Ghana Must Take Sustainable Steps To Ensure Food Security - IPCC

Ghana has been advised to adopt Climate-Smart Agriculture (CSA) approach to increase agriculture production, ensure food security, and build climate resilience.

The African continent has also been encouraged to diversify the sector to ensure food sufficiency.

A latest report released by the Intergovernmental Panel on Climate Change (IPCC) on climate science indicates that there are some major transformative steps needed to be taken to address the vulnerability climate change poses to the agricultural sector.

According to the report by the IPCC’s Working Group II on climate change impacts, adaptation and vulnerability, agriculture production on the continent slowed by 34 percent. 

Commenting on the Findings, Dr Shaibu Baanni Azumah, an Agriculture Economist, told the Ghana News Agency that climate change impacts, which had been aggravated by the COVID-19 pandemic, were real in Ghana and the whole of Africa and had dire implications on food systems and the economies too.

African leaders, he noted, had not prioritized measures to ameliorate the impact of climate vulnerability.

“We are not food secured because we are not self-sufficient in the production and consumption of maize and rice for instance, which are very important food commodities for most countries.

Climate change impacts is also having a toll and playing a major role in it,” he said.

“As we speak in Ghana, we have a deficit of more than 50 percent in terms of rice production alone.
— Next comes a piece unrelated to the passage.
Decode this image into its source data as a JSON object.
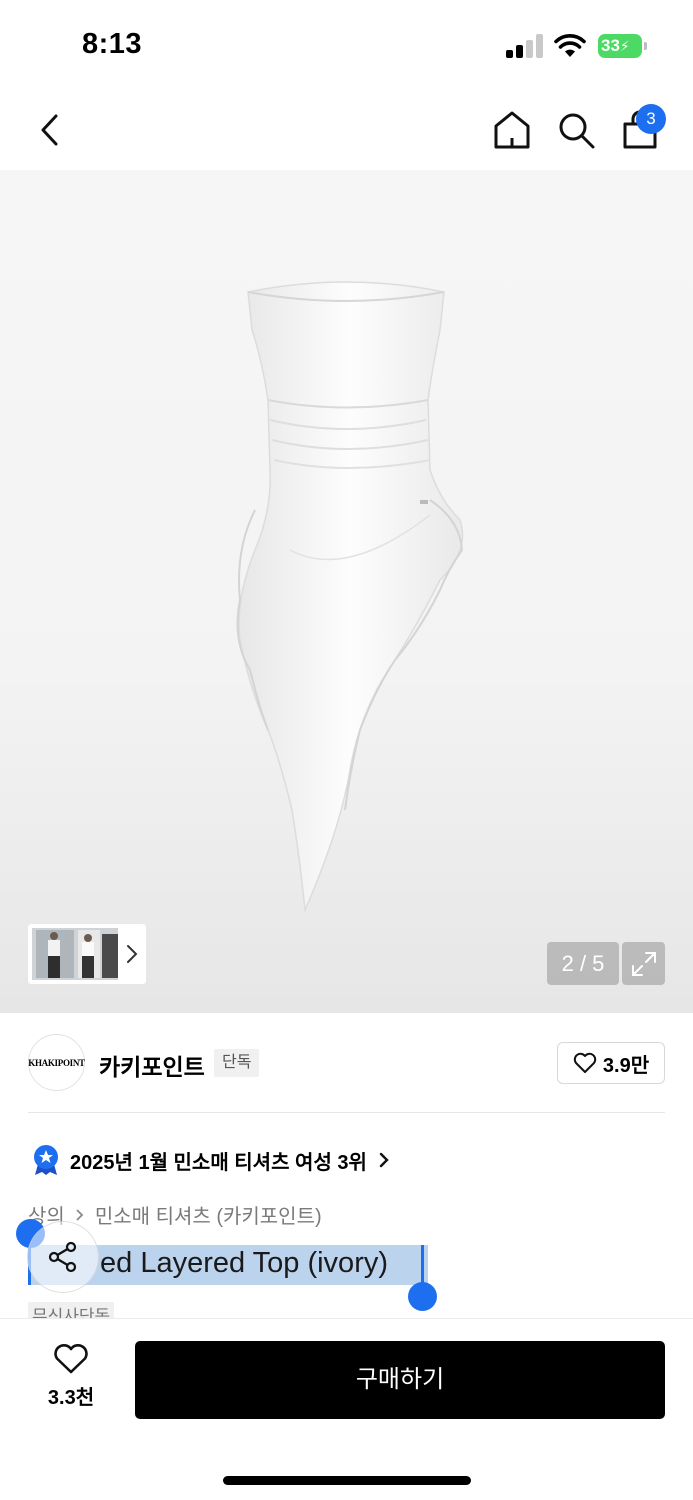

What that means is that, in terms of our consumption pattern, we can only take care of about 40 percent.

About 60 percent of the population will not have it. So, we must either import or we try to find ways by which we can produce to make up for this deficit.” 
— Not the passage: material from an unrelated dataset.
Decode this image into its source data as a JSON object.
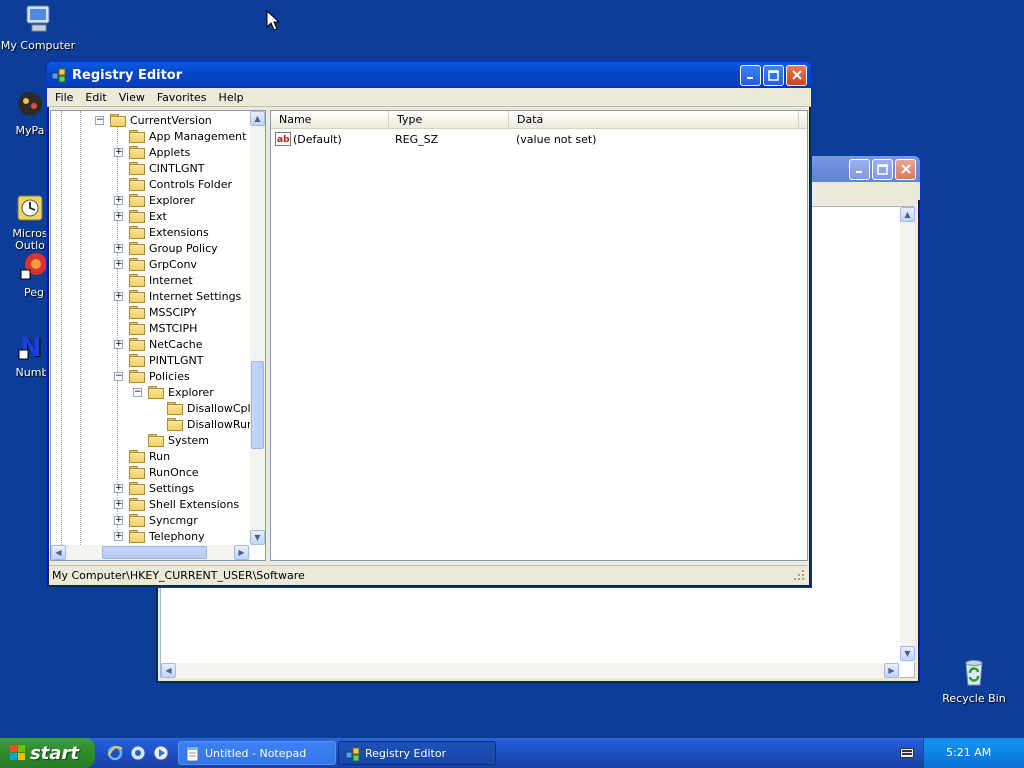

He said although CSA  had been captured under Ghana’s updated Nationally Determined Contribution, it was yet to be implemented under its flagship project -Planting for Food and Jobs.

Dr Azumah proposed to the government to invest in the production and distribution of improved seeds, intensification and scientific approaches where nature-based solutions, such as the use of agriculture byproducts, often discarded, to be used to produce organic compost to improve soil fertility.

“For instance, global prices of chemical fertilizer have increased between 2020 and now, and because of the surge of COVID-19, our ability to integrate organic fertilizer will reduce the cost and strengthen our fragile soils, especially in the northern part of Ghana,” he said.